The Arts Desk ReviewThis entry was posted in Press on .
by Veronica LeeTuesday, 09 July 2013
Count Arthur Strong, the creation of Steve Delaney, is a bumbling, stumbling has-been variety turn and self-described thespian whose ego is inversely proportional to his talent. The character, a Harry Worth lookalike who mangles his words, became a cult hit at the Edinburgh Fringe and for several years Count Arthur Strong’s Radio Show! ran on Radio 4. On stage there was much slapstick humour and visual gags (most famously wearing a dinner jacket with the coat-hanger still attached), while on radio the Count’s utter lack of verbal dexterity (a phrase he would surely mangle) was given full rein.
Now Delaney has teamed up with Graham Linehan (who also directed the first episode), creator of The IT Crowd and co-creator of Father Ted, to give the character a reboot in its transfer to television, in a sitcom format after a pilot – in which Delaney’s character fronted a TV gameshow – was ditched.
In order to make Count Arthur work in the wider world he has to be put into a believable universe
Linehan and Delaney have filled out the Count’s backstory and Rory Kinnear, a subtle and generous actor, plays his foil.

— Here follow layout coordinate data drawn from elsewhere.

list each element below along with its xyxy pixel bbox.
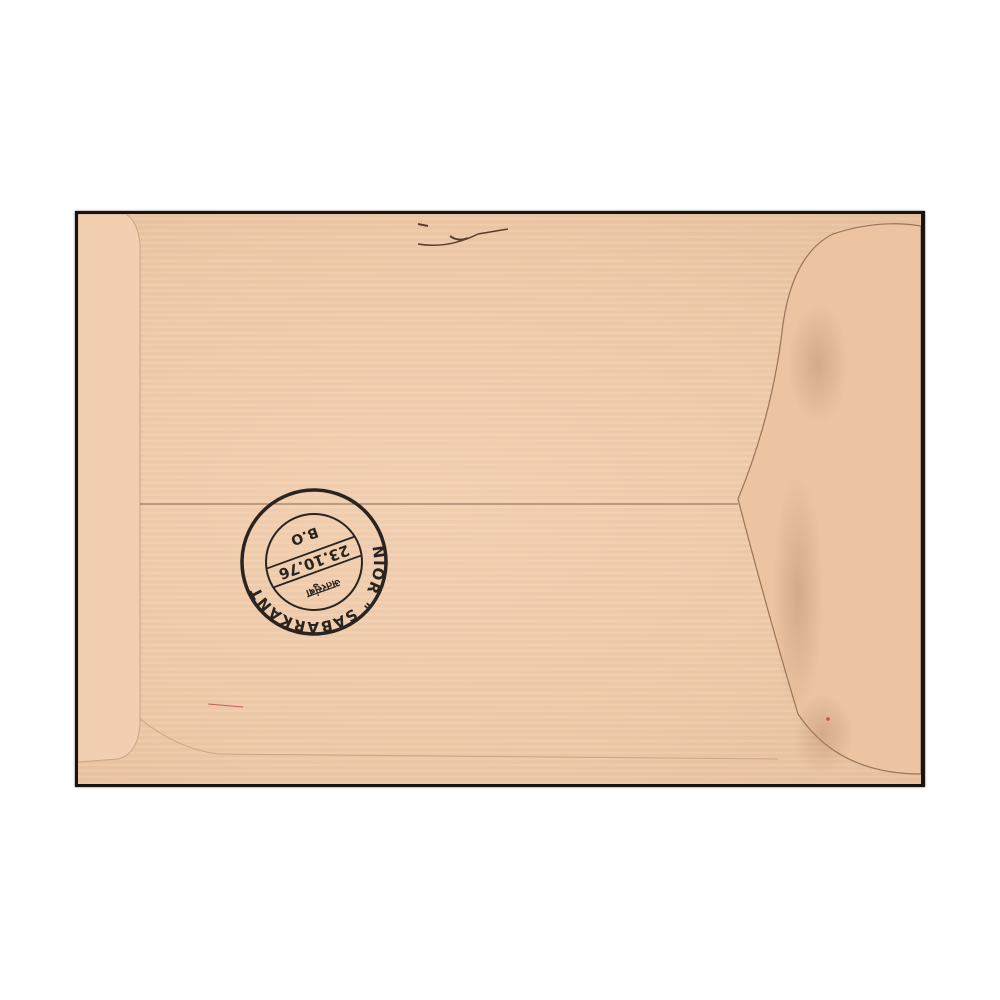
postmark: MANIOR " SABARKANTHA 23.10.76 B.O अतरसुं… xyxy=(78,214,921,784)
postmark-bottom-text: अतरसुंबा xyxy=(303,575,342,601)
postmark-date: 23.10.76 xyxy=(276,541,352,583)
envelope-back: MANIOR " SABARKANTHA 23.10.76 B.O अतरसुं… xyxy=(78,214,921,784)
postmark-office-type: B.O xyxy=(288,523,320,548)
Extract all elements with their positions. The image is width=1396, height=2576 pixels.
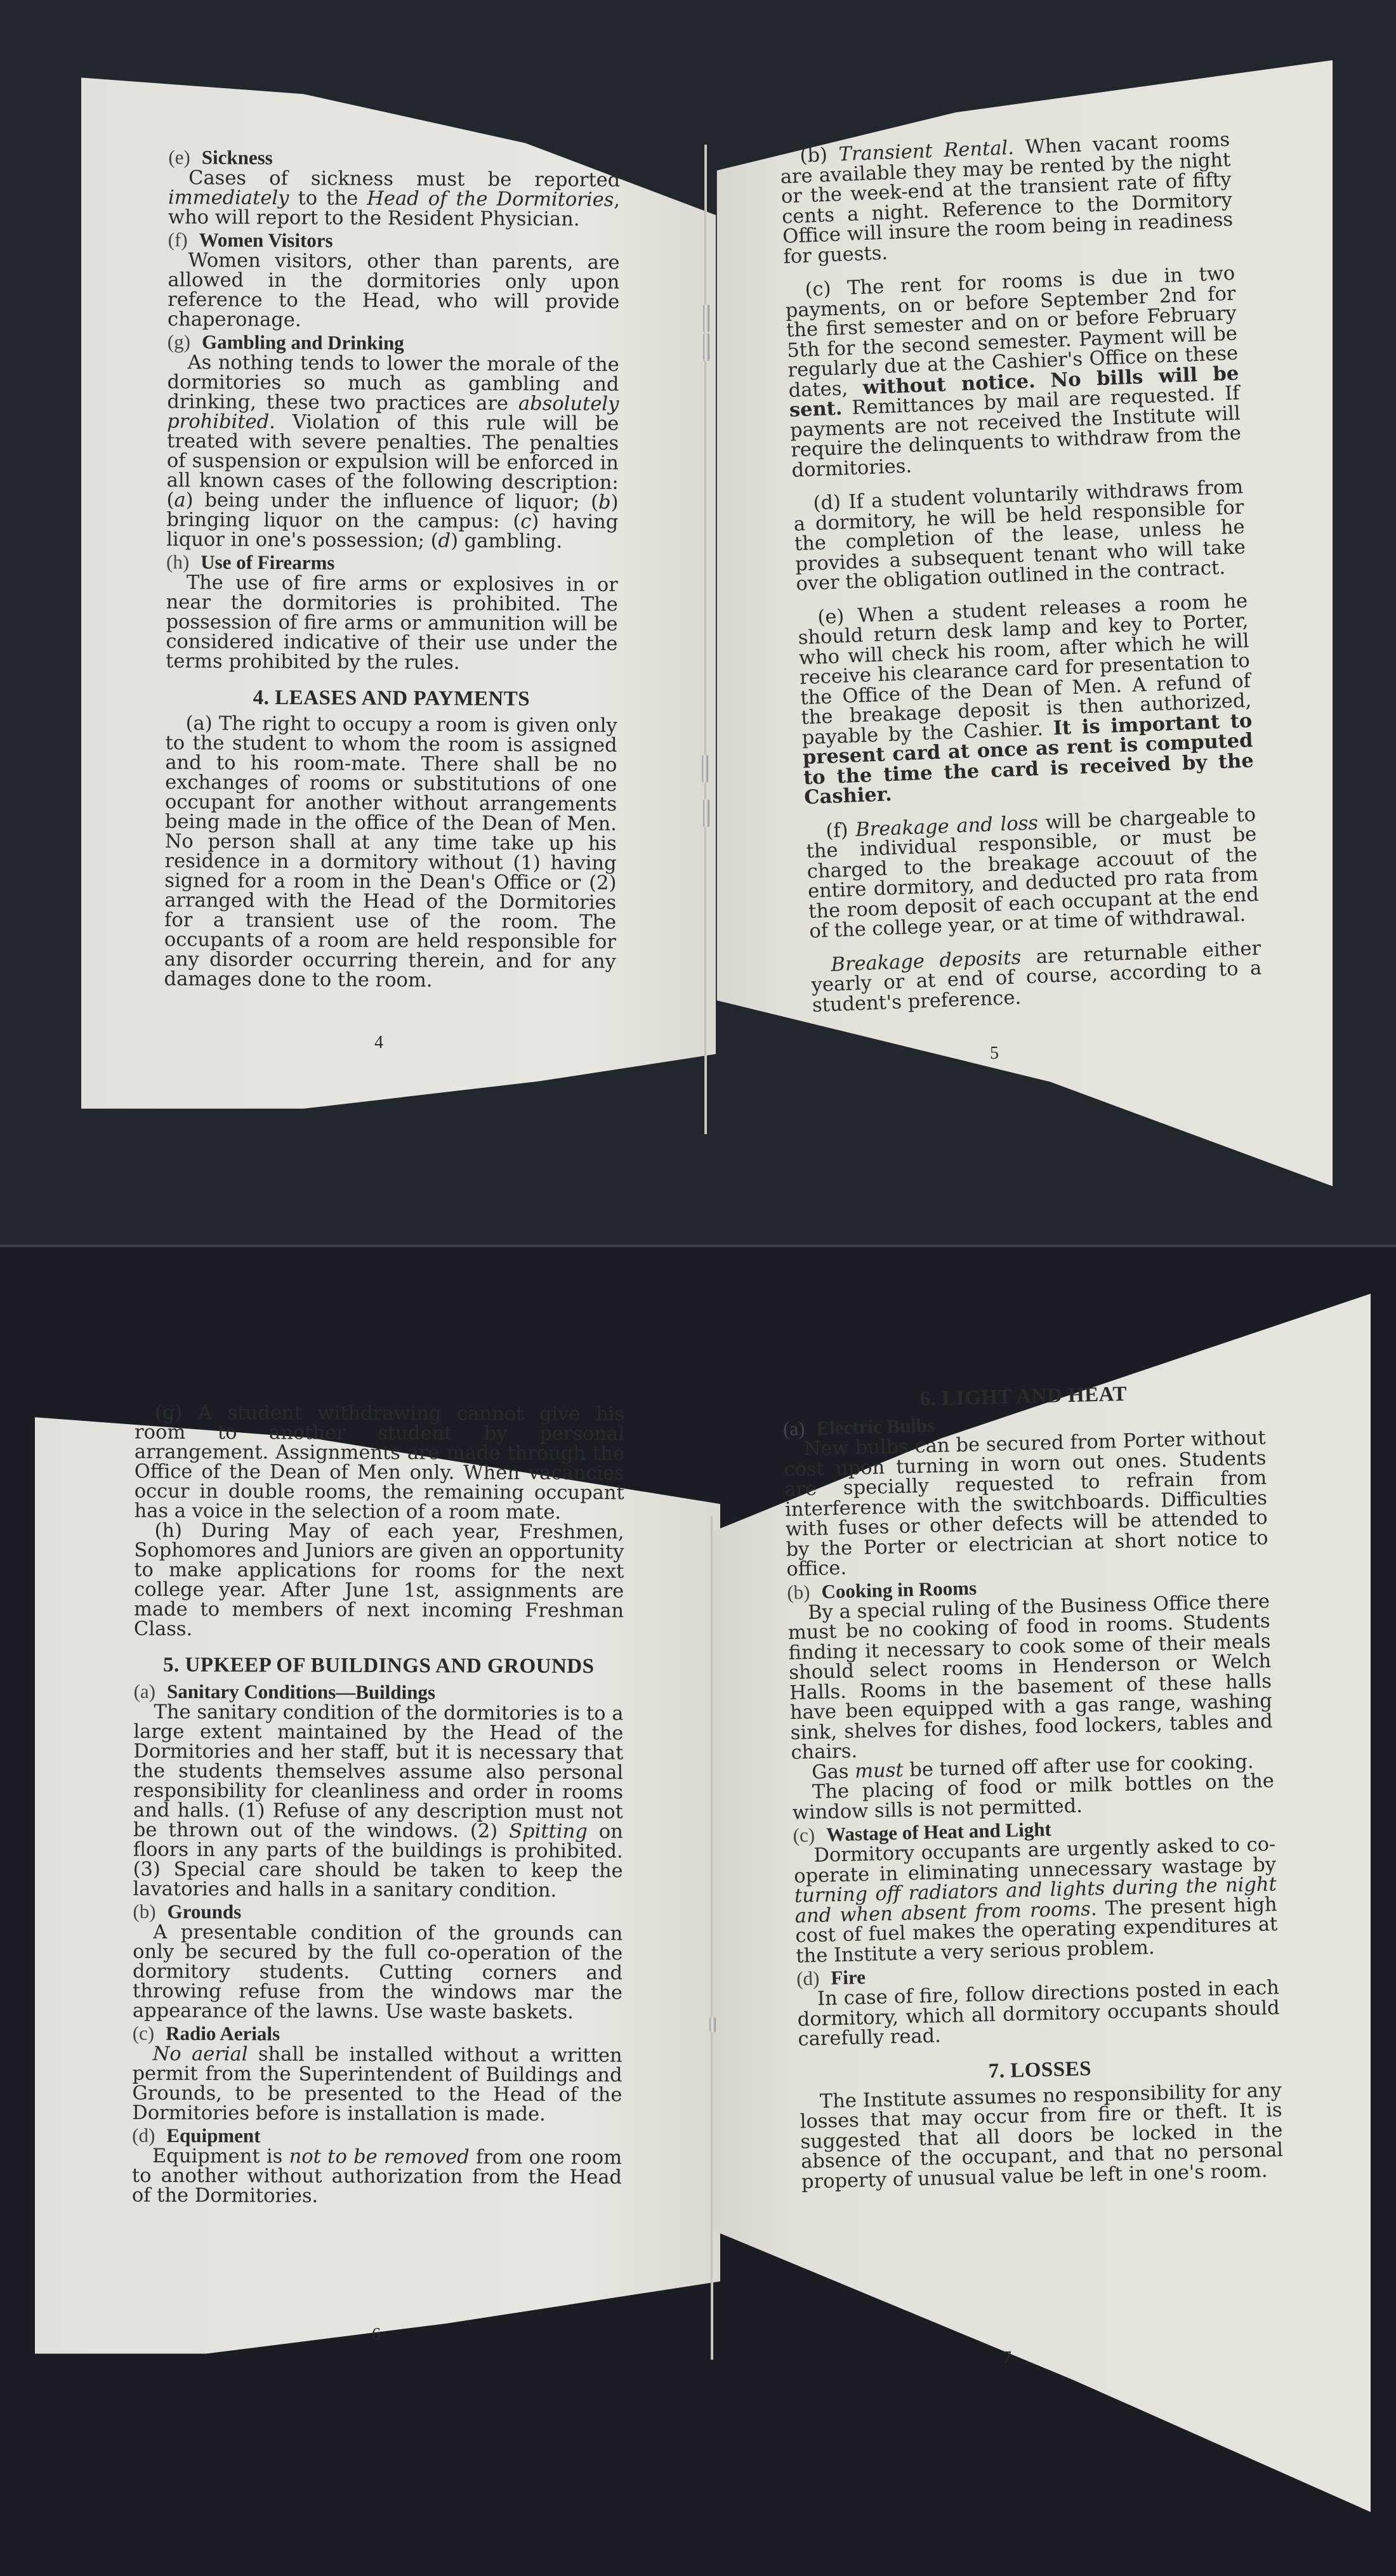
spine-bottom	[711, 1516, 713, 2360]
section-heading: 4. LEASES AND PAYMENTS	[166, 688, 617, 710]
subsection-title: Sickness	[202, 146, 273, 169]
subsection-label: (b)	[133, 1900, 155, 1923]
staple-icon	[703, 799, 709, 827]
subsection-label: (g)	[168, 330, 190, 353]
staple-icon	[703, 333, 709, 361]
section-heading: 6. LIGHT AND HEAT	[782, 1381, 1265, 1413]
paragraph: New bulbs can be secured from Porter wit…	[783, 1428, 1268, 1579]
subsection-label: (b)	[787, 1581, 810, 1604]
staple-icon	[709, 2017, 716, 2032]
subsection-title: Radio Aerials	[166, 2022, 280, 2045]
subsection-title: Gambling and Drinking	[202, 330, 404, 354]
paragraph: The use of fire arms or explosives in or…	[166, 573, 618, 674]
subsection-label: (e)	[168, 146, 190, 168]
page-4-text: (e)SicknessCases of sickness must be rep…	[164, 145, 621, 991]
subsection-label: (d)	[132, 2124, 155, 2147]
subsection-title: Grounds	[168, 1900, 242, 1923]
subsection-heading: (b)Grounds	[133, 1902, 622, 1923]
subsection-heading: (a)Sanitary Conditions—Buildings	[134, 1682, 624, 1703]
paragraph: (e) When a student releases a room he sh…	[797, 591, 1255, 808]
paragraph: (b) Transient Rental. When vacant rooms …	[779, 130, 1234, 267]
page-number: 6	[372, 2325, 381, 2345]
page-number: 4	[374, 1033, 383, 1053]
paragraph: By a special ruling of the Business Offi…	[787, 1592, 1274, 1763]
page-7-text: 6. LIGHT AND HEAT(a)Electric BulbsNew bu…	[782, 1364, 1284, 2192]
subsection-label: (d)	[796, 1967, 820, 1990]
spine-top	[704, 145, 707, 1134]
paragraph: (g) A student withdrawing cannot give hi…	[135, 1403, 625, 1523]
subsection-heading: (d)Equipment	[132, 2126, 622, 2147]
staple-icon	[702, 755, 708, 783]
subsection-heading: (g)Gambling and Drinking	[168, 332, 619, 354]
paragraph: The sanitary condition of the dormitorie…	[133, 1703, 623, 1901]
page-6-text: (g) A student withdrawing cannot give hi…	[132, 1403, 624, 2207]
paragraph: (f) Breakage and loss will be chargeable…	[805, 804, 1260, 941]
photo-divider	[0, 1245, 1396, 1247]
subsection-label: (c)	[133, 2022, 155, 2044]
subsection-heading: (h)Use of Firearms	[166, 552, 618, 574]
page-number: 5	[990, 1043, 999, 1064]
subsection-label: (a)	[783, 1417, 805, 1440]
subsection-label: (a)	[134, 1680, 156, 1703]
subsection-title: Women Visitors	[199, 228, 333, 251]
paragraph: Equipment is not to be removed from one …	[132, 2147, 622, 2207]
page-5-text: (b) Transient Rental. When vacant rooms …	[779, 130, 1263, 1016]
subsection-label: (c)	[793, 1824, 815, 1847]
subsection-title: Equipment	[166, 2124, 260, 2147]
subsection-heading: (c)Radio Aerials	[133, 2024, 622, 2045]
subsection-heading: (f)Women Visitors	[168, 230, 620, 252]
paragraph: In case of fire, follow directions poste…	[797, 1978, 1281, 2050]
paragraph: Dormitory occupants are urgently asked t…	[793, 1834, 1278, 1966]
subsection-title: Sanitary Conditions—Buildings	[167, 1680, 435, 1703]
staple-icon	[703, 304, 709, 332]
section-heading: 5. UPKEEP OF BUILDINGS AND GROUNDS	[134, 1656, 624, 1677]
paragraph: A presentable condition of the grounds c…	[133, 1923, 623, 2023]
paragraph: (a) The right to occupy a room is given …	[164, 714, 617, 991]
subsection-label: (h)	[166, 551, 189, 573]
subsection-title: Use of Firearms	[201, 551, 334, 573]
paragraph: No aerial shall be installed without a w…	[132, 2044, 622, 2125]
paragraph: (c) The rent for rooms is due in two pay…	[784, 264, 1242, 481]
subsection-label: (f)	[168, 228, 188, 251]
subsection-title: Fire	[831, 1966, 866, 1989]
page-number: 7	[1003, 2348, 1011, 2369]
subsection-heading: (e)Sickness	[168, 147, 620, 169]
paragraph: The Institute assumes no responsibility …	[800, 2081, 1284, 2192]
paragraph: Cases of sickness must be reported immed…	[168, 168, 620, 230]
paragraph: Women visitors, other than parents, are …	[168, 251, 620, 332]
paragraph: (d) If a student voluntarily withdraws f…	[793, 477, 1247, 594]
paragraph: (h) During May of each year, Freshmen, S…	[134, 1521, 624, 1641]
paragraph: As nothing tends to lower the morale of …	[166, 353, 619, 552]
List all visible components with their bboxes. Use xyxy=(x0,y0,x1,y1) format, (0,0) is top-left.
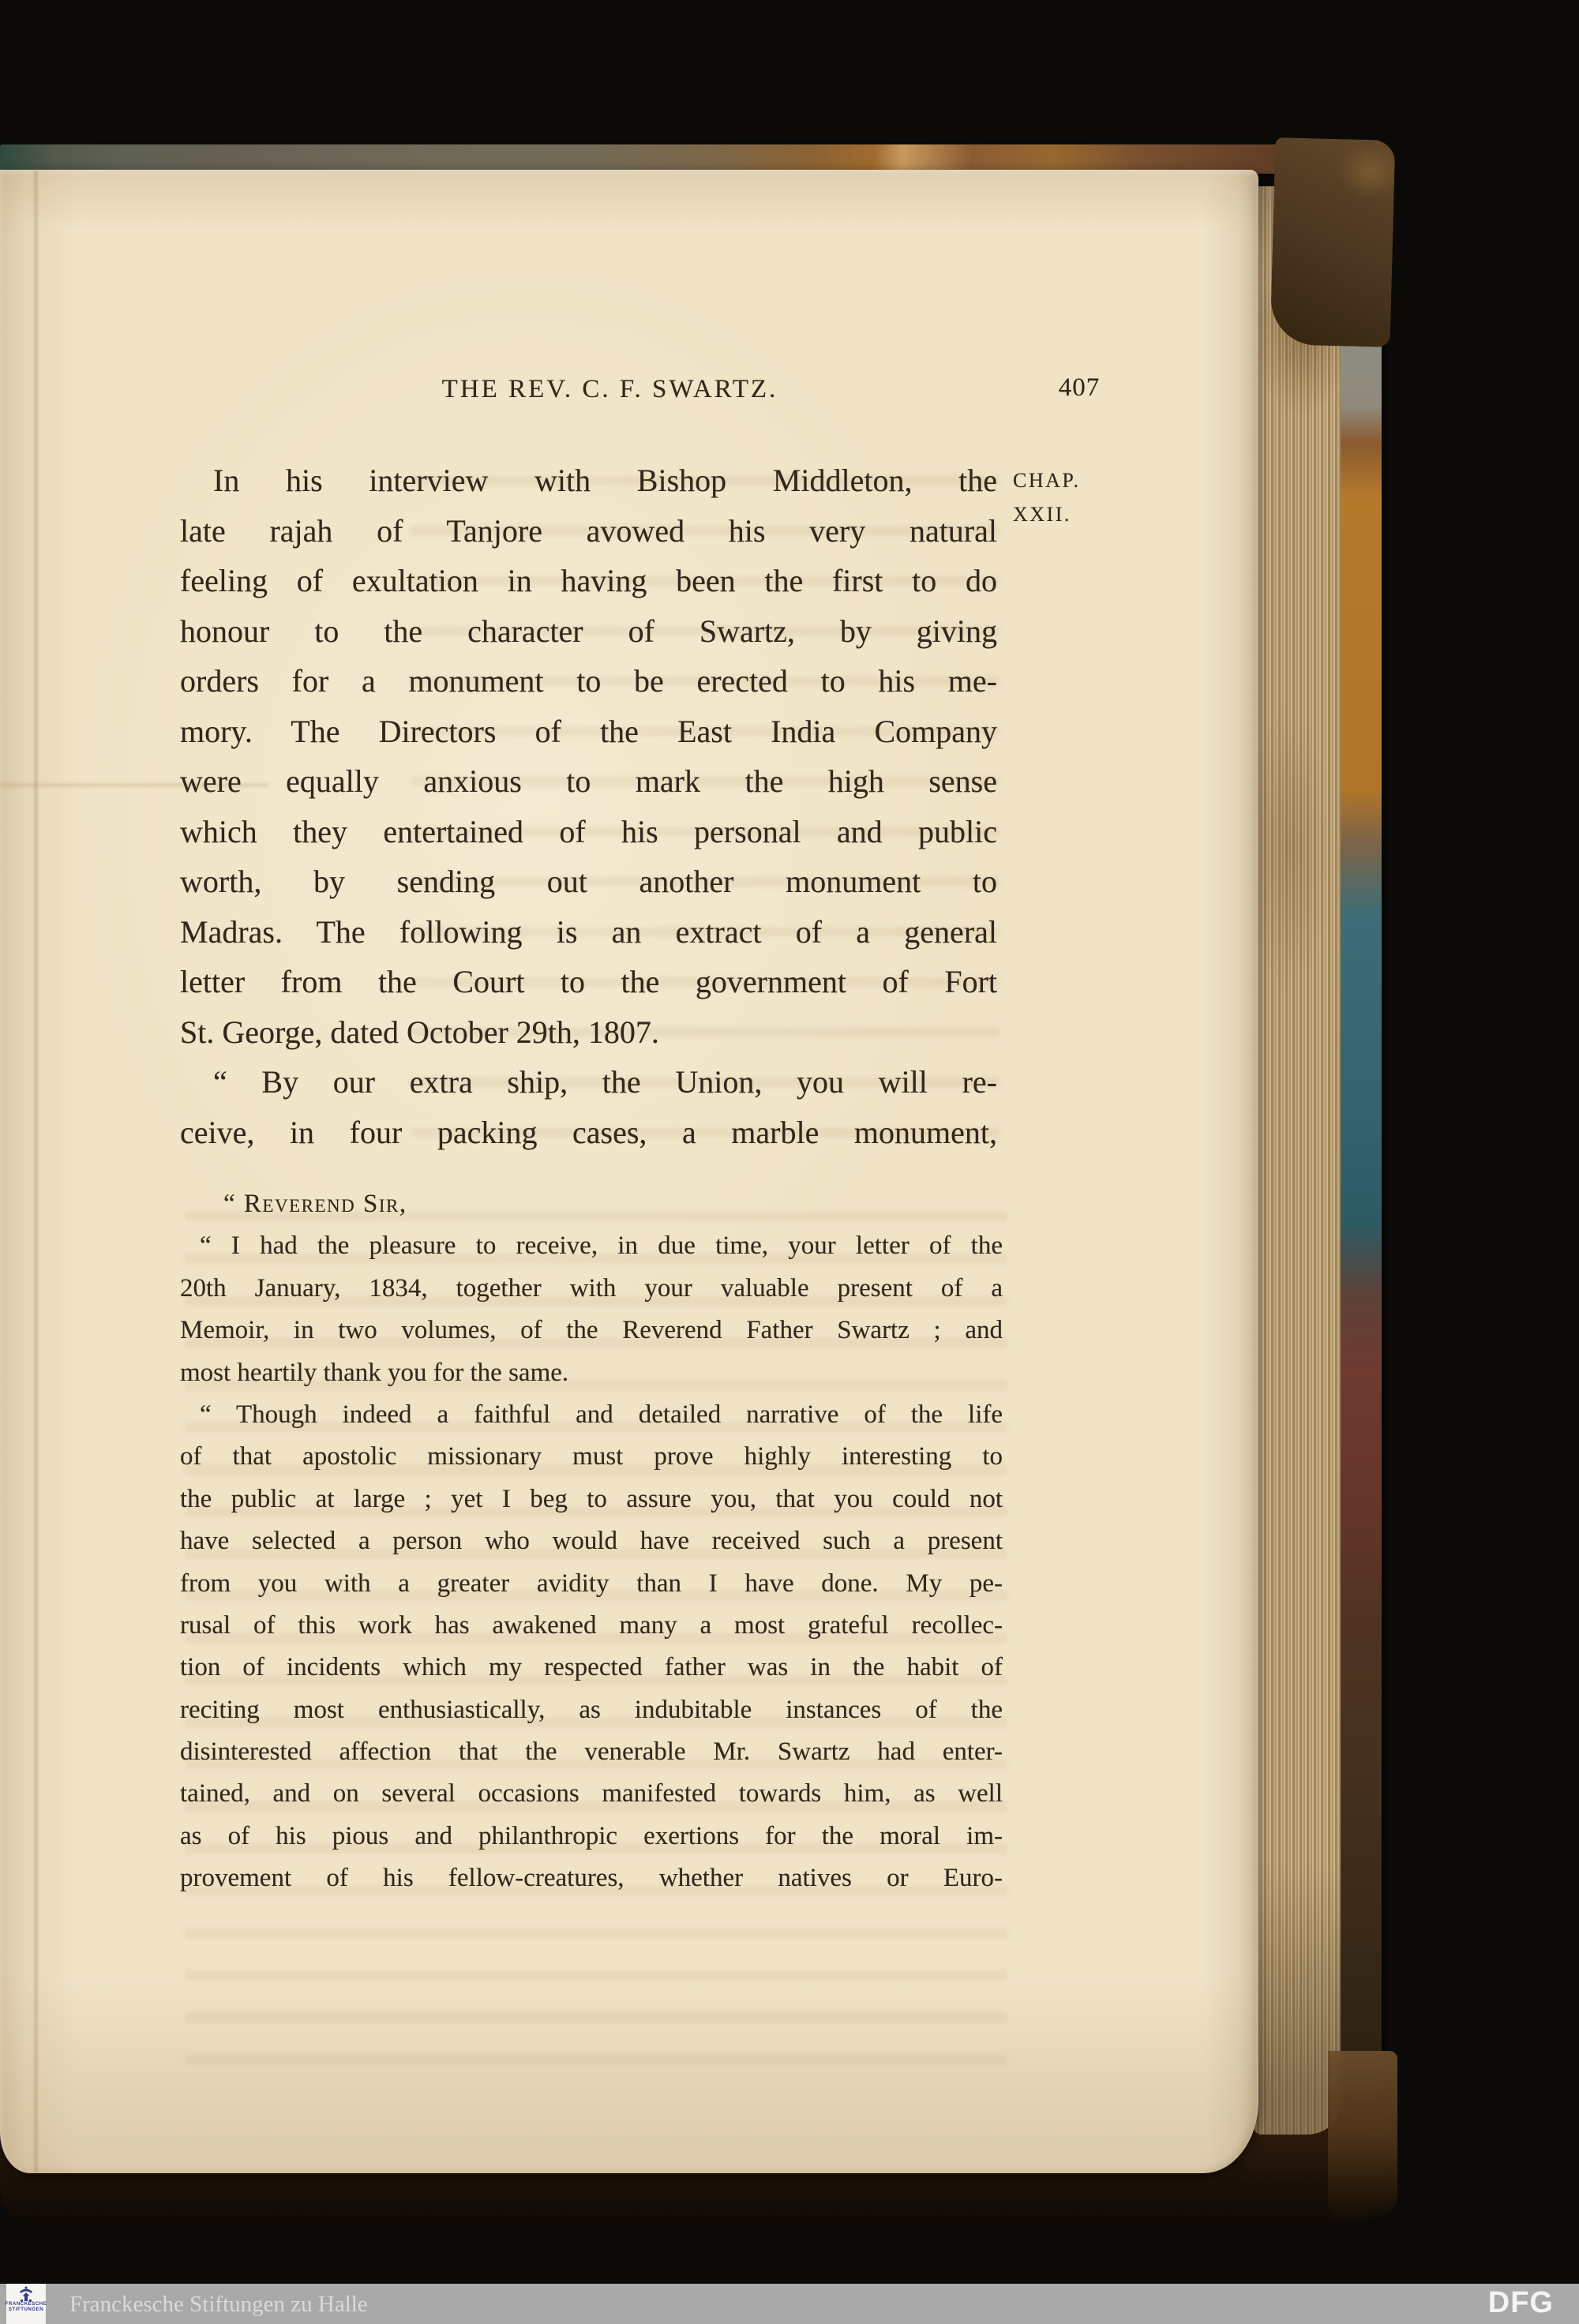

Kinnear is Michael Baker, who is writing a book about his dead father, Max, Count Arthur’s partner in a short-lived double act. Father and son were estranged and Michael meets Count Arthur to talk about the old days, which were never good on account of Max ditching him because he was hopelessly bad as a memory man who couldn’t remember a thing.
Michael is as smug and deluded about his talent as Count Arthur is about his, saying he took The Daily Telegraph’s description of his best-known book, “Museums: Their Conscience, Our Conscience” – “My attention to detail was bordering on the anal” – as a positive. As the series progresses, Michael has to spend way more time with Count Arthur than he had planned, and he is sucked into his world of misfits, mishearings and misunderstandings.
In order to make Count Arthur work in the wider world he has to be put into a believable universe, and much of the sit on this sitcom takes place in Count Arthur’s local café, where an assortment of his oddball friends gather and which he visits every day. He drives the owner, Bulent, to distraction, even when ordering a cooked breakfast.
“I don’t know why but the number one seems to be beckoning me today. With fried bread and baked beans.”
“So number four?”
“Yes, you can do it that way as well.”
Delaney and Linehan neatly set up the story, although the thing I loved about the radio show – Count Arthur’s pomposity and irritation with life, in which an hilarious mix of malapropisms, Spoonerisms and downright idiocy would form a crescendo of confusion on his part – was noticeably absent here.
If that verbal play has been lost in translation (although only on the evidence of the first of six episodes), then at least Delaney is as good as ever, while Kinnear is an excellent straight man, neatly parlaying his character’s meanness and vulnerability, and strong support is given by Chris Ryman as Bulent. But then any programme where Barry Cryer, a comedy god, does a guest turn (as an old mucker of Max Baker), is worth tuning in for.